Here's what the National Institutes of Health (NIH) say:
"Total dietary iron intake in vegetarian diets may meet recommended levels; however that iron is less available for absorption than in diets that include meat. Vegetarians who exclude all animal products from their diet may need almost twice as much dietary iron each day as non-vegetarians because of the lower intestinal absorption of nonheme iron in plant foods.
-NIH, Office of Dietary Supplements: Iron
These are the current RDA's:
By these guidelines, premenopausal women who exclude animal food from their diets may need almost 36 mg of iron
each day, adult men 16 mg.
That's a lot of iron. As a gauge, a 3 ounce serving of beef chuck provides about 2.7 mg iron; a half cup of cooked soybeans provide about 4.4 mg iron; a half cup of cooked lentils provide about 3.3 mg iron. And those foods are good sources, as servings go. (Notable in these figures is that red meat doesn't provide more iron than plant food. The argument that the iron in meat is of a form, heme iron, which is more available for absorption, is tricky for two reasons. One, most of the iron in meat is of the nonheme variety. "Less than 40% of the iron in meat, poultry, and fish is in the heme form." Two, other foods eaten can substantially inhibit or enhance absorption of iron, whether heme or nonheme.)
Maybe there's a mechanism, like the one we saw with calcium, that has us absorb more iron when our stores are low. This paper describes just that mechanism:
Bioavailability Of Iron, Zinc, And Other Trace Minerals From Vegetarian Diets, The American Journal of Clinical Nutrition, September 2003
"Because of apparent upregulation of nonheme iron absorption, nonheme iron contributes more than heme iron to the total amount of iron absorbed in people with low body iron stores. Thus, the generally less well absorbed nonheme iron in vegetarian diets is more responsive than heme iron to differences in body iron status: nonheme iron absorption can be more completely limited by those with high iron stores, while being nearly as well absorbed as heme iron by those with very low iron stores."

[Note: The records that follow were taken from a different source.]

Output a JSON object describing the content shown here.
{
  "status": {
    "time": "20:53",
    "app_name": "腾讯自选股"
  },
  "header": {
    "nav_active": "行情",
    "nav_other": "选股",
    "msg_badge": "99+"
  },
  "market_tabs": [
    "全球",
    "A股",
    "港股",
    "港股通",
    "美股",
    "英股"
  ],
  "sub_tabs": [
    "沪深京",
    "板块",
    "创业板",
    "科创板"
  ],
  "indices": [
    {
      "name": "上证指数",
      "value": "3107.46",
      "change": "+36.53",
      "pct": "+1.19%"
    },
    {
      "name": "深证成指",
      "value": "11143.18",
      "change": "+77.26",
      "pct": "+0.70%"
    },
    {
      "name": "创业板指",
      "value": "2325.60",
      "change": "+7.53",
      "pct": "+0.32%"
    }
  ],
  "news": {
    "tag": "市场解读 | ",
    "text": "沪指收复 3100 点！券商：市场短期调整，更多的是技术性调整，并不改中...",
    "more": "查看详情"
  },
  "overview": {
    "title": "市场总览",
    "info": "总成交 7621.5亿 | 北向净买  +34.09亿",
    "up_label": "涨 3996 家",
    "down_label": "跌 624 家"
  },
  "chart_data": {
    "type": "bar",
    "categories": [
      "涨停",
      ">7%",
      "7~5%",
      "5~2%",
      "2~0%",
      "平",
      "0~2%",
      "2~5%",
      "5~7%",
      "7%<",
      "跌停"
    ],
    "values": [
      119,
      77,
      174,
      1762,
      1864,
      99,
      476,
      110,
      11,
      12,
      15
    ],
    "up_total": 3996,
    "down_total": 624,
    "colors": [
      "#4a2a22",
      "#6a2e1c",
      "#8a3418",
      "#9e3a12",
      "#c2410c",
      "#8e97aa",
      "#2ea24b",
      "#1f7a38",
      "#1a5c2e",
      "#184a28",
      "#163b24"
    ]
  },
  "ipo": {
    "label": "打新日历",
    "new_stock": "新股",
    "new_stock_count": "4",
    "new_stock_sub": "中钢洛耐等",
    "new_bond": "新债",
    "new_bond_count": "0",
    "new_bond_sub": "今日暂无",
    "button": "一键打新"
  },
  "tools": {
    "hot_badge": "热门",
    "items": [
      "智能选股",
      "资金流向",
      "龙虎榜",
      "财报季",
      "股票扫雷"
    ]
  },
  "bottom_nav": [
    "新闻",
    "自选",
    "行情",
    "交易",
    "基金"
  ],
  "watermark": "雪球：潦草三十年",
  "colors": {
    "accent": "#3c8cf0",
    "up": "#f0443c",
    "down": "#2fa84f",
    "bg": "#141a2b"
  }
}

Not only do we absorb more iron when our stores are low, but we discard it if our stores are high - more so if it's plant-derived nonheme iron.
So, of the two points above that address iron absorption - iron type (heme vs. nonheme) and "other foods eaten" - it appears that the "other foods eaten" has a greater impact. Well, it appears...
Below is a table from Hunt which shows enhancers and inhibitors of iron absorption:
Ascorbic acid, or vitamin C, is found in higher amounts in peppers, cabbage, broccoli, oranges, grapefruit, berries, and lots of other vegetables and fruits. Carotenes are found in orange (pumpkin, carrot, sweet potato), and green (kale, spinach) vegetables. Phytic acid is found in higher amounts in the bran of nuts, seeds, and cereal grains. Sesame seeds, almonds, walnuts, peanuts, corn, oats, rice, wheat, soybeans, chick peas ... these all have higher amounts of phytic acid and will inhibit iron absorption. Soaking, sprouting, and cooking reduce phytic acid to some degree. It looks like red wine can both enhance iron absorption because of its alcohol and inhibit it because of its polyphenols. Probably a wash that drink.
So, if vegetarians do things like combining iron-rich foods with vitamin C and carotene sources, using iron cookware, drinking coffee and tea between meals, prepping foods to reduce phytic-acid content, will it have a significant impact on iron absorption? Hunt says probably not, but if the diet is suitably varied, it doesn't matter: "Although vegetarians tend to have lower iron stores than omnivores, they appear to have no greater incidence of iron deficiency anemia."
I still can't get my mind wrapped around that 36 mg/day recommendation above. It's almost impossible to do without supplementing. Hunt says the same:
"The suggested modification of dietary iron recommendations for vegetarians might imply a need for routine iron supplementation for vegetarian women of fertile age, but the long-term benefit of such supplementation has not been tested."
And she gives these reasons for being careful:
- Iron supplementation reduces the efficiency of iron absorption from the diet.
- Iron supplementation must be continuous to have a long-term influence on serum ferritin of women with low iron stores.
- Iron supplementation may be associated with increased oxidative stress by the unabsorbed iron in the lower bowel.
- Excess iron has been linked to increases in colorectal cancer risk.
- Greater serum ferritin of meat eaters has been associated with reduced insulin sensitivity.
- Increased risk of heart disease has been observed in those with hemochromatosis (an iron storage disorder affecting ~9.5% of Caucasians).
After all this, what have I learned? Getting enough iron on a vegan diet doesn't seem that much different from getting enough iron on a diet that includes meat.